Ces questionnements rejoignent des situations que nous vivons quotidiennement. Quand nous donnons rendez-vous à quelqu’un, par exemple, qu’est-il indispensable de lui dire pour qu’il soit là, ce jour-là ? Est-il suffisant de dire « à 15 heures ». Ou faut-il aussi indiquer le lieu ? Et éventuellement le jour, l’année, la ville. Avec ce message : « rendez-vous à 15 heures en juin », il y a peu de chance que nous nous retrouvions. Il y a donc des renseignements indispensables, d’autres moins nécessaires.

Un micro qui marche dans Les Déplacements du problème est un micro qui provoque des problèmes. Nous avons remarqué que nous ne pouvions pas dire « ce micro ne marche pas », puisque nous avons cherché à ce qu’il produise des problèmes.

Ce spectacle explore la piste de la communication. Aurait-il pu en suivre une autre, plus musicale ?

À l’Ircam, nous croisons des Spécialistes, avec un grand S, du son, pour lesquels la notion de qualité prime, et dont les délices sont la distinction entre un son produit par un instrument et la façon dont il est diffusé dans la salle. Des subtilités très intéressantes, mais qui ont eu tendance à nous échapper dans un premier temps, et qui nous paraissaient ne pas appartenir au stock de Grand Magasin.
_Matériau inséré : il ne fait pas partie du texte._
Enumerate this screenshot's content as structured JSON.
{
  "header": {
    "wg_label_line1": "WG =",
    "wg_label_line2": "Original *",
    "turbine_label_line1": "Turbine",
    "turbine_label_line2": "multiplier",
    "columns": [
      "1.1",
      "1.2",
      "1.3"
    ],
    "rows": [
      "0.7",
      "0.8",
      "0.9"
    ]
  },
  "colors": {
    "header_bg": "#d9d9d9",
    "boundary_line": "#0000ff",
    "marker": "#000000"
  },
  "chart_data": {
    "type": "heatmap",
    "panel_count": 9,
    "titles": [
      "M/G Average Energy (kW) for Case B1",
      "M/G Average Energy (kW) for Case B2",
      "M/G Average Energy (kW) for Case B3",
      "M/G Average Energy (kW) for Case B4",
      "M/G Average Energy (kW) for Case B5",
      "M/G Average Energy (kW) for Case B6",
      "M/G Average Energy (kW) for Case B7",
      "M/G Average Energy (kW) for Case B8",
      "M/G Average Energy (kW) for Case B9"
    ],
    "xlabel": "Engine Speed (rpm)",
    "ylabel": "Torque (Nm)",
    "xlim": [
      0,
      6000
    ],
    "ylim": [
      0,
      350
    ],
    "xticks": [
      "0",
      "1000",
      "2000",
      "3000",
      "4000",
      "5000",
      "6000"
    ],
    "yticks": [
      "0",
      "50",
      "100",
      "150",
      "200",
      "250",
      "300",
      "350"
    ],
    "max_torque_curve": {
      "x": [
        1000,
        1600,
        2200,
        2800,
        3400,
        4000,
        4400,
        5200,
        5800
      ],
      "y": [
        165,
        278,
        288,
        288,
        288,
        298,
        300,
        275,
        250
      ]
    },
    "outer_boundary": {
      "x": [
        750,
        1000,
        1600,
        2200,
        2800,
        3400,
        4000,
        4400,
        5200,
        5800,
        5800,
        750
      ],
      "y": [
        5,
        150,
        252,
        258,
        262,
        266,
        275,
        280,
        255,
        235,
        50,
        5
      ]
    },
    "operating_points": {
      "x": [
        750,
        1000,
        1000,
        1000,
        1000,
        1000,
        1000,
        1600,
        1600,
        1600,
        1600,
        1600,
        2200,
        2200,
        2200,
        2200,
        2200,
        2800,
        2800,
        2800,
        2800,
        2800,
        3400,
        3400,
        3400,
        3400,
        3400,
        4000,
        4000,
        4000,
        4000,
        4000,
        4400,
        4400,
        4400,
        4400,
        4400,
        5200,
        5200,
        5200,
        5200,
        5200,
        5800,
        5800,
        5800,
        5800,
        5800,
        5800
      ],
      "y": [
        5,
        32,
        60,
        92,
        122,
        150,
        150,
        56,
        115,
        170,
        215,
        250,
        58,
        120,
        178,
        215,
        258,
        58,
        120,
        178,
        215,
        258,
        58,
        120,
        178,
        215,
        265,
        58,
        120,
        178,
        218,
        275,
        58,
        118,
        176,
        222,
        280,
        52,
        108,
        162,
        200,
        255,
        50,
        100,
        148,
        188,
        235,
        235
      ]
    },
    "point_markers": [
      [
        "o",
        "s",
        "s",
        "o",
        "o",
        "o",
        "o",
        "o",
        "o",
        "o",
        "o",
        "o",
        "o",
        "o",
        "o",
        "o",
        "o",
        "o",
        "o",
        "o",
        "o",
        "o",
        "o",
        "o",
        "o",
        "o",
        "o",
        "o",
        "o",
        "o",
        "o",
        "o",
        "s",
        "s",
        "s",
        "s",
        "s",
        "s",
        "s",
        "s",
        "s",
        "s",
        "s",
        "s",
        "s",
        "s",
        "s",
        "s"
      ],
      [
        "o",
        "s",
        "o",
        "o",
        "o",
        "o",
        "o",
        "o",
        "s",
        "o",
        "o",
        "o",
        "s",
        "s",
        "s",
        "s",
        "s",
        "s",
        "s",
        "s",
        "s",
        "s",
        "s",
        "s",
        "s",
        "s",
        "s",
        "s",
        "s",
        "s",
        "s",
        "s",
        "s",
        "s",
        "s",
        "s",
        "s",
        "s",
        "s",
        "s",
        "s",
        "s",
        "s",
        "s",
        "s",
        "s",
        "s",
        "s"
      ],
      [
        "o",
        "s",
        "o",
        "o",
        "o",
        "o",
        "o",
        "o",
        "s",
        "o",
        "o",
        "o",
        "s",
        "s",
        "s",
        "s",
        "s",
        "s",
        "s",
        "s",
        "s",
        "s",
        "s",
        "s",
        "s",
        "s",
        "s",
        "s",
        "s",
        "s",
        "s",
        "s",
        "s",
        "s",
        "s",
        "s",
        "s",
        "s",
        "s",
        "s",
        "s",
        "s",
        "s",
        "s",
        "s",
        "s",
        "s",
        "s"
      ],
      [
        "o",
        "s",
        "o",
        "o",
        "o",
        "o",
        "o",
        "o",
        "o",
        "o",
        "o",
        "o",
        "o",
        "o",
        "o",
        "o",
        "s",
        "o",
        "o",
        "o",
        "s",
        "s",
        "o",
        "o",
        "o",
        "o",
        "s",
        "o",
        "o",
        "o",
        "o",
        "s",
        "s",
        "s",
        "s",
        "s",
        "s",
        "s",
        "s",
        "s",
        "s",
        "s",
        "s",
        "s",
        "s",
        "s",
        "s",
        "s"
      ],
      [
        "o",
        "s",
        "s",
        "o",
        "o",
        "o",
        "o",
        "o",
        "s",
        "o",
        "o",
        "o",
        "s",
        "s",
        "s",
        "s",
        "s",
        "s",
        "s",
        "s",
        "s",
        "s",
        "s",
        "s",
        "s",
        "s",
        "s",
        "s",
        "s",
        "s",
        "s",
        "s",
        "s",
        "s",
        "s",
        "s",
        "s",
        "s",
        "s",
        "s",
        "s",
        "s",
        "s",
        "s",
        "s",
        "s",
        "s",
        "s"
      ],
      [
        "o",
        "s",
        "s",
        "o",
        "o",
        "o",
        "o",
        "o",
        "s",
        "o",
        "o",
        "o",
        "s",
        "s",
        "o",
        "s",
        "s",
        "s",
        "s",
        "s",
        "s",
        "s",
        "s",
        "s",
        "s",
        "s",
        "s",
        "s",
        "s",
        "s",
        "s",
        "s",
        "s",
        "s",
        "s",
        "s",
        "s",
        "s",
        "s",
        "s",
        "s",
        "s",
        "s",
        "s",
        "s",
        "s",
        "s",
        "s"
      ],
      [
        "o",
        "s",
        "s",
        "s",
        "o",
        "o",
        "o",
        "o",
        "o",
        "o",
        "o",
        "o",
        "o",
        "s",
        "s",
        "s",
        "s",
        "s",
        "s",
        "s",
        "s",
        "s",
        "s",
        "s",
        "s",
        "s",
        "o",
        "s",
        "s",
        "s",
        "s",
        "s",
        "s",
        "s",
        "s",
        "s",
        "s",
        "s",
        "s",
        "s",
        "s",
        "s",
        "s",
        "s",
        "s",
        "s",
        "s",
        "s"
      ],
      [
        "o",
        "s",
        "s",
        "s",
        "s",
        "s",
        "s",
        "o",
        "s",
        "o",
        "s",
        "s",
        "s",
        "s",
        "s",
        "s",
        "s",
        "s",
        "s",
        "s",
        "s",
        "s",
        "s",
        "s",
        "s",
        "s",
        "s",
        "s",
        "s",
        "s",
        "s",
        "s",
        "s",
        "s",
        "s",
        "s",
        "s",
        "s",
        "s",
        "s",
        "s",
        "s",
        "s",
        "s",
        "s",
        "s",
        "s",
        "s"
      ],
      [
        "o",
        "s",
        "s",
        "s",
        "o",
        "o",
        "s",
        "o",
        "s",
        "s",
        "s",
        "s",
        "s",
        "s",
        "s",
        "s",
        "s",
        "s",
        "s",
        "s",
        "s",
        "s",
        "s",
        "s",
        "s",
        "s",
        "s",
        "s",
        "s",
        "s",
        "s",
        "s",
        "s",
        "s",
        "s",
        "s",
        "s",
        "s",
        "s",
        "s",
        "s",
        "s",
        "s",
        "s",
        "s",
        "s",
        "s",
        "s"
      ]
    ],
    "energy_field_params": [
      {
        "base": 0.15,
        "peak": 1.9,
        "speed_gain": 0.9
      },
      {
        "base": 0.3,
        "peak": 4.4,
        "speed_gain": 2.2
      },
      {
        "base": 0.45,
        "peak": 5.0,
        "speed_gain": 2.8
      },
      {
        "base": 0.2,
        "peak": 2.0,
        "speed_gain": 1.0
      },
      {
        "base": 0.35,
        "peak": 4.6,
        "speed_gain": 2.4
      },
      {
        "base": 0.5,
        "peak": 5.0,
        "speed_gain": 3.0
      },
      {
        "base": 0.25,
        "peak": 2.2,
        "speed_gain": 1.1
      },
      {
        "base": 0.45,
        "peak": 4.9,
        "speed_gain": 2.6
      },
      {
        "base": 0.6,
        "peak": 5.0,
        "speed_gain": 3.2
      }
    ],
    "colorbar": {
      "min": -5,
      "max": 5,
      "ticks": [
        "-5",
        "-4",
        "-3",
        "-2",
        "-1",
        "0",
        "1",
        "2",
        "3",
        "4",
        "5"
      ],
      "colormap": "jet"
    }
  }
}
Plus nous les découvrons, plus nous les aimons, comme une sorte de travail esthétique, d’initiation à poursuivre pour nous-mêmes.

Pour communiquer à partir de notre politique de base, notre recherche d’un tronc commun, il ne s’agissait pas de qualité de son mais bien de quantité : combien y a t-il de mots dans cette phrase ? y en a-t-il suffisamment pour que je la comprenne ? Ce n’est pas la douceur du mot ou la beauté de sa vocalisation qui nous intéresse, en l’occurrence.

Dans notre spectacle, le rapport à la musique se fait par le biais de la composition, à savoir comment découper les scènes entre elles, comment organiser le différent, la séparation, le silence, l’infiniment nouveau ou, au contraire, la redondance.